IgG subclasses produced in response to infection can dramatically affect the ability of humoral immunity to confer protection against disease. Studies showed that the properties of liposomes such as size, lipid composition and antigen encapsulation methods, etc. can skew Th1/Th2 antibody responses [28], [29], [48], [49], [16]. In our experimental setting, the only variable is the methods of LACK peptide formulation in liposome vaccine. Whereas, the MPER-specific antibody response was biased to the IgG1 subclass immune response in mice immunized with sLACK formulated liposome vaccine, balanced MPER-specific IgG1 and IgG2_a subclass antibody responses were induced by the pLACK formulated liposome vaccine. On the other hand, the LACK-specific IgG response skewed towards an IgG2_a subclass generated by the pLACK formulated vaccine (Fig. 5D), indicating that both the LACK formulation and the intrinsic nature of the antigen sequence itself may influence the IgG subclass distribution. Previously, studies suggested that cognate B cell antigen affinity and antigen dose played a role in regulating the level of isotype switching [50], [51], [52]. In that regard, helper peptide formulation in particulate vaccines may regulate antigen-specific IgG isotype responses by influencing the amounts of helper peptides available for T cell help in competition with target antigen-specific B cells.

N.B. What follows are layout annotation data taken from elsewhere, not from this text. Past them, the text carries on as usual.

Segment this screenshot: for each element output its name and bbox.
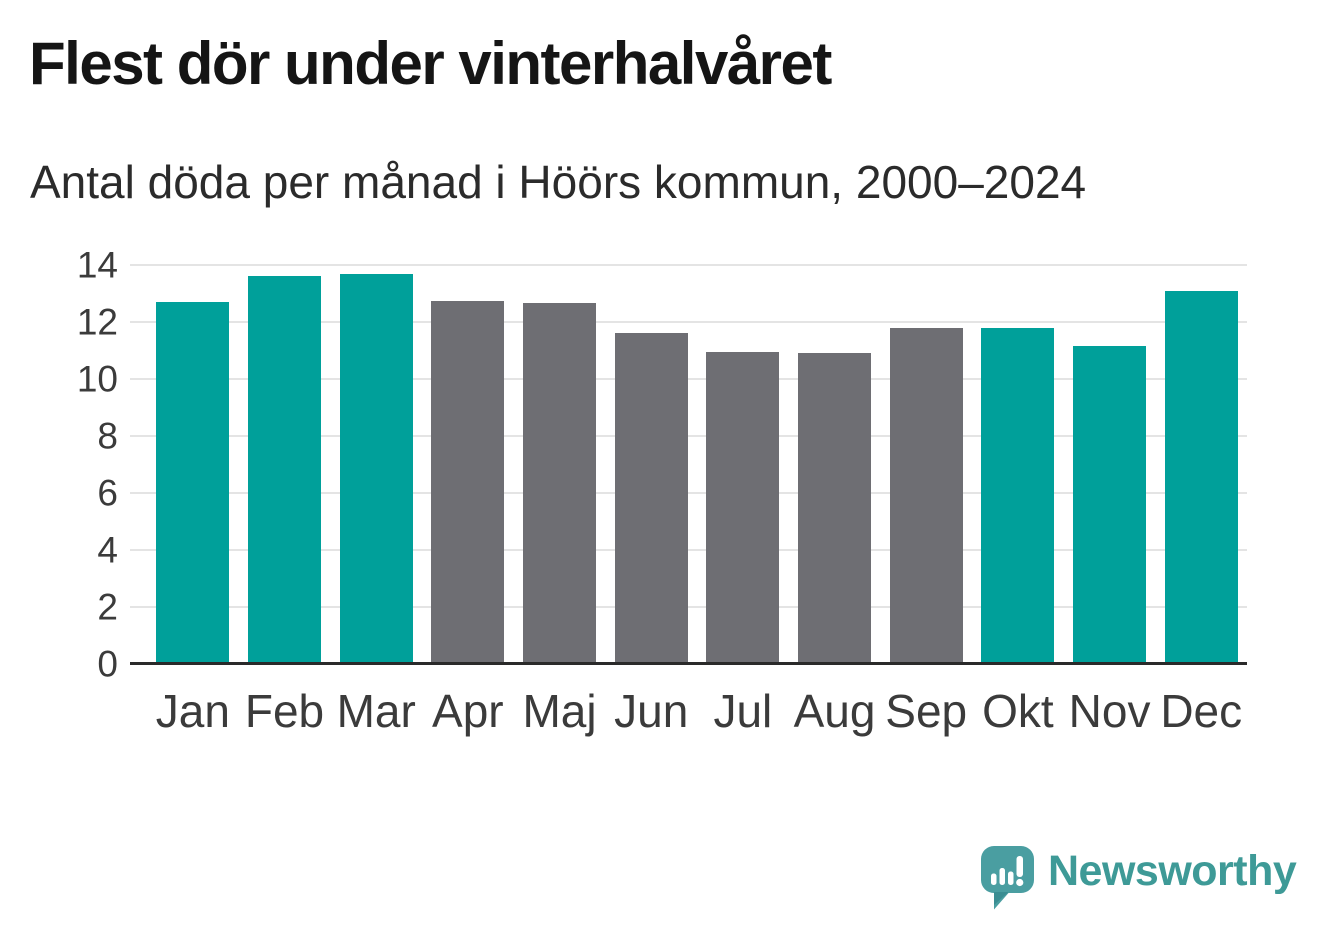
- bar-slot-dec: [1155, 265, 1247, 664]
- gridline-6: [130, 492, 1247, 494]
- x-tick-label-mar: Mar: [336, 685, 416, 737]
- y-tick-label-14: 14: [76, 244, 118, 286]
- x-tick-label-sep: Sep: [885, 685, 968, 737]
- gridline-8: [130, 435, 1247, 437]
- bar-slot-okt: [972, 265, 1064, 664]
- y-tick-label-10: 10: [76, 358, 118, 400]
- x-tick-label-jan: Jan: [155, 685, 230, 737]
- bar-aug: [798, 353, 872, 664]
- y-tick-label-4: 4: [97, 529, 118, 571]
- y-tick-label-12: 12: [76, 301, 118, 343]
- bar-slot-apr: [422, 265, 514, 664]
- bar-apr: [431, 300, 505, 664]
- bar-maj: [523, 303, 597, 664]
- bar-slot-aug: [789, 265, 881, 664]
- x-tick-label-feb: Feb: [244, 685, 325, 737]
- bar-mar: [339, 273, 413, 664]
- y-tick-label-0: 0: [97, 643, 118, 685]
- bar-slot-nov: [1064, 265, 1156, 664]
- bar-slot-sep: [880, 265, 972, 664]
- bar-slot-jun: [605, 265, 697, 664]
- chart-subtitle: Antal döda per månad i Höörs kommun, 200…: [30, 156, 1087, 208]
- bar-nov: [1073, 346, 1147, 664]
- bar-series: [147, 265, 1247, 664]
- x-axis-line: [130, 662, 1247, 665]
- gridline-10: [130, 378, 1247, 380]
- bar-jan: [156, 302, 230, 664]
- bar-jun: [614, 333, 688, 664]
- gridline-12: [130, 321, 1247, 323]
- x-tick-label-nov: Nov: [1068, 685, 1151, 737]
- x-tick-label-okt: Okt: [982, 685, 1054, 737]
- bar-slot-jul: [697, 265, 789, 664]
- x-tick-label-aug: Aug: [793, 685, 876, 737]
- bar-slot-maj: [514, 265, 606, 664]
- bar-okt: [981, 327, 1055, 664]
- bar-slot-jan: [147, 265, 239, 664]
- plot-area: 0 2 4 6 8 10 12 14 Jan Feb Mar Apr Maj Jun Jul Aug Sep O…: [77, 247, 1247, 734]
- bar-slot-mar: [330, 265, 422, 664]
- bar-dec: [1164, 290, 1238, 664]
- gridline-4: [130, 549, 1247, 551]
- bar-jul: [706, 351, 780, 664]
- brand-wordmark: Newsworthy: [1048, 847, 1297, 895]
- y-tick-label-2: 2: [97, 586, 118, 628]
- x-tick-label-apr: Apr: [432, 685, 504, 737]
- speech-bubble-bar-chart-icon: [981, 846, 1034, 910]
- bar-feb: [248, 276, 321, 664]
- page-title: Flest dör under vinterhalvåret: [29, 30, 832, 97]
- x-tick-label-dec: Dec: [1160, 685, 1243, 737]
- y-tick-label-8: 8: [97, 415, 118, 457]
- y-tick-label-6: 6: [97, 472, 118, 514]
- x-tick-label-maj: Maj: [522, 685, 597, 737]
- x-tick-label-jun: Jun: [614, 685, 689, 737]
- bar-sep: [889, 327, 963, 664]
- x-tick-label-jul: Jul: [713, 685, 773, 737]
- bar-slot-feb: [239, 265, 331, 664]
- x-axis-labels: Jan Feb Mar Apr Maj Jun Jul Aug Sep Okt Nov Dec: [147, 688, 1247, 734]
- brand-footer: Newsworthy: [980, 845, 1297, 913]
- gridline-2: [130, 606, 1247, 608]
- gridline-14: [130, 264, 1247, 266]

In conclusion, our results show that the methods for CD4 T cell helper peptide incorporation in liposome vaccines influence the immunogenicity of B cell target antigen. While covalent attachment of helper peptides increases the loading capacity of the helper peptides in liposome vaccines, and supplying more antigen for T cell help, both the dose of antigen and the innate BCR affinity of naïve B cells for the helper peptide arrayed on the surface of liposome may play an important role in modulating the magnitude and the quality of target antigen specific B cell immune responses.

Neutralization requires serum IgG concentrations to be of sufficient affinity and abundance. In that regard, the quality of the elicited antibodies - such as antibody affinity, specificity and/or or neutralizing capacity - has been identified as a determining factor in efficacy. The lack of neutralizing activities in immune sera elicited by MPER/liposome vaccine requires further modifications of current MPER immunogens to correctly mimic quaternary structure of MPER on the virion surface. However, given sequence variations in diverse isolates of HIV-1 permitting virus escape from immune protection, the elicitation of broad and potent neutralizing antibodies by MPER/liposome vaccine will benefit from co-delivery of a well designed MPER immunogen physically associated with an optimized dose of helper peptides.